While Jacob's comments were provocative, they certainly seem to me to be supportable, if you look at the military as a killing machine (which, imo, is what it is). Of course the moniker "serial killer" applies to any army- was Jacob saying it only applied to our army? I didn't read that post all that carefully- but I do remember the point about Mao, because I've always been fascinated by Mao. The Mao point is separate from the serial killer thing, imo. I realize you think the two things are intimately connected, but I don't agree with you.



To: aladin who wrote (115107)9/17/2003 6:13:53 PM
From: Jacob Snyder  Read Replies (1) | Respond to of 281500
 
John, I already apologized once:

I'm sorry if I offended you with my "play on words". I was deliberately ambiguous: "serial killer" has one meaning as a single phrase, and a different meaning if you consider them as two separate words.

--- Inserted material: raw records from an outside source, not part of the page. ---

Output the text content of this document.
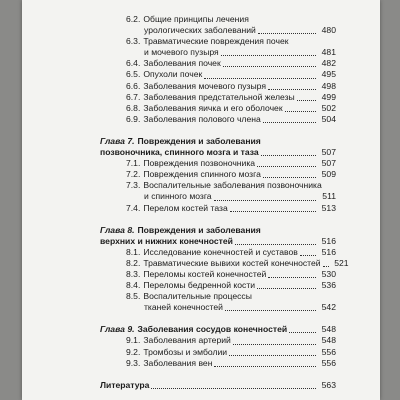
6.2. Общие принципы лечения
урологических заболеваний	480
6.3. Травматические повреждения почек
и мочевого пузыря	481
6.4. Заболевания почек	482
6.5. Опухоли почек	495
6.6. Заболевания мочевого пузыря	498
6.7. Заболевания предстательной железы	499
6.8. Заболевания яичка и его оболочек	502
6.9. Заболевания полового члена	504
Глава 7. Повреждения и заболевания
позвоночника, спинного мозга и таза	507
7.1. Повреждения позвоночника	507
7.2. Повреждения спинного мозга	509
7.3. Воспалительные заболевания позвоночника
и спинного мозга	511
7.4. Перелом костей таза	513
Глава 8. Повреждения и заболевания
верхних и нижних конечностей	516
8.1. Исследование конечностей и суставов	516
8.2. Травматические вывихи костей конечностей	521
8.3. Переломы костей конечностей	530
8.4. Переломы бедренной кости	536
8.5. Воспалительные процессы
тканей конечностей	542
Глава 9. Заболевания сосудов конечностей	548
9.1. Заболевания артерий	548
9.2. Тромбозы и эмболии	556
9.3. Заболевания вен	556
Литература	563
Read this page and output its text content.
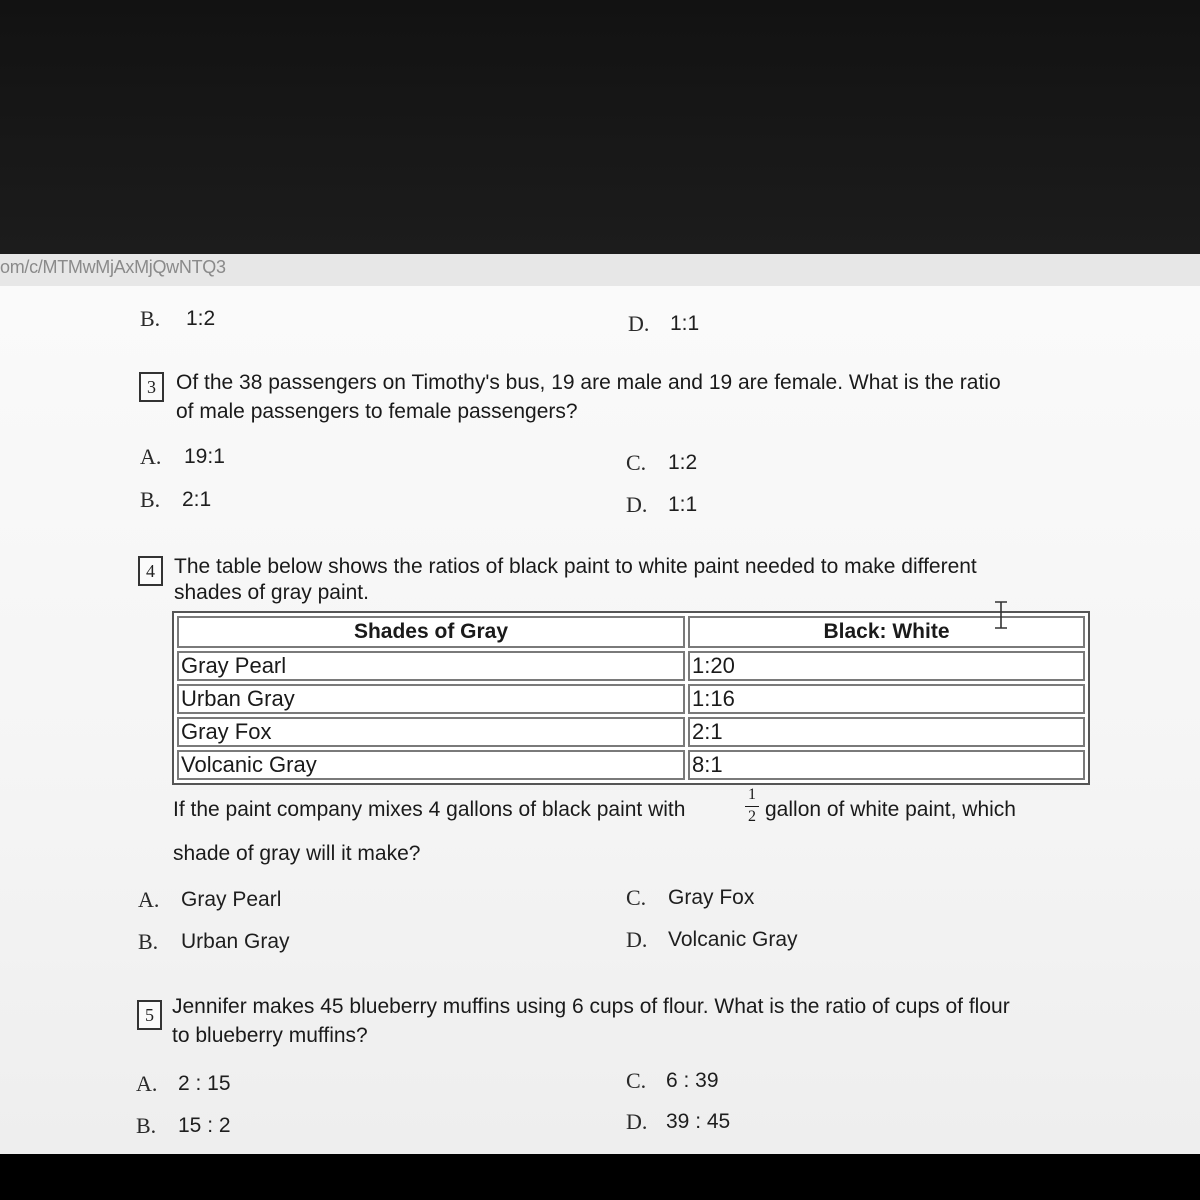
om/c/MTMwMjAxMjQwNTQ3
B. 1:2	D. 1:1
3 Of the 38 passengers on Timothy's bus, 19 are male and 19 are female. What is the ratio
of male passengers to female passengers?
A. 19:1
B. 2:1
C. 1:2
D. 1:1
4 The table below shows the ratios of black paint to white paint needed to make different
shades of gray paint.
Shades of Gray	Black: White
Gray Pearl	1:20
Urban Gray	1:16
Gray Fox	2:1
Volcanic Gray	8:1
If the paint company mixes 4 gallons of black paint with
1
2 gallon of white paint, which
shade of gray will it make?
A. Gray Pearl
B. Urban Gray
C. Gray Fox
D. Volcanic Gray
5 Jennifer makes 45 blueberry muffins using 6 cups of flour. What is the ratio of cups of flour
to blueberry muffins?
A. 2 : 15
B. 15 : 2
C. 6 : 39
D. 39 : 45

Soldiers are killers, and they do kill serially, but they aren't "serial killers", in the sense of, say, McVeigh. Message 19310704

I'll say it again: I apologize. I'm sorry. Yes, it was Clintonesque. Bad, bad, bad. OK?

My brother, father, step-father, and 3 in-laws, are or were in the military, including 2 in the National Guard currently in the ME (nurse and pilot).

I happen to think that most military people have about the same sense of duty and honor as the general population they come from. Another deliberately ambiguous statement.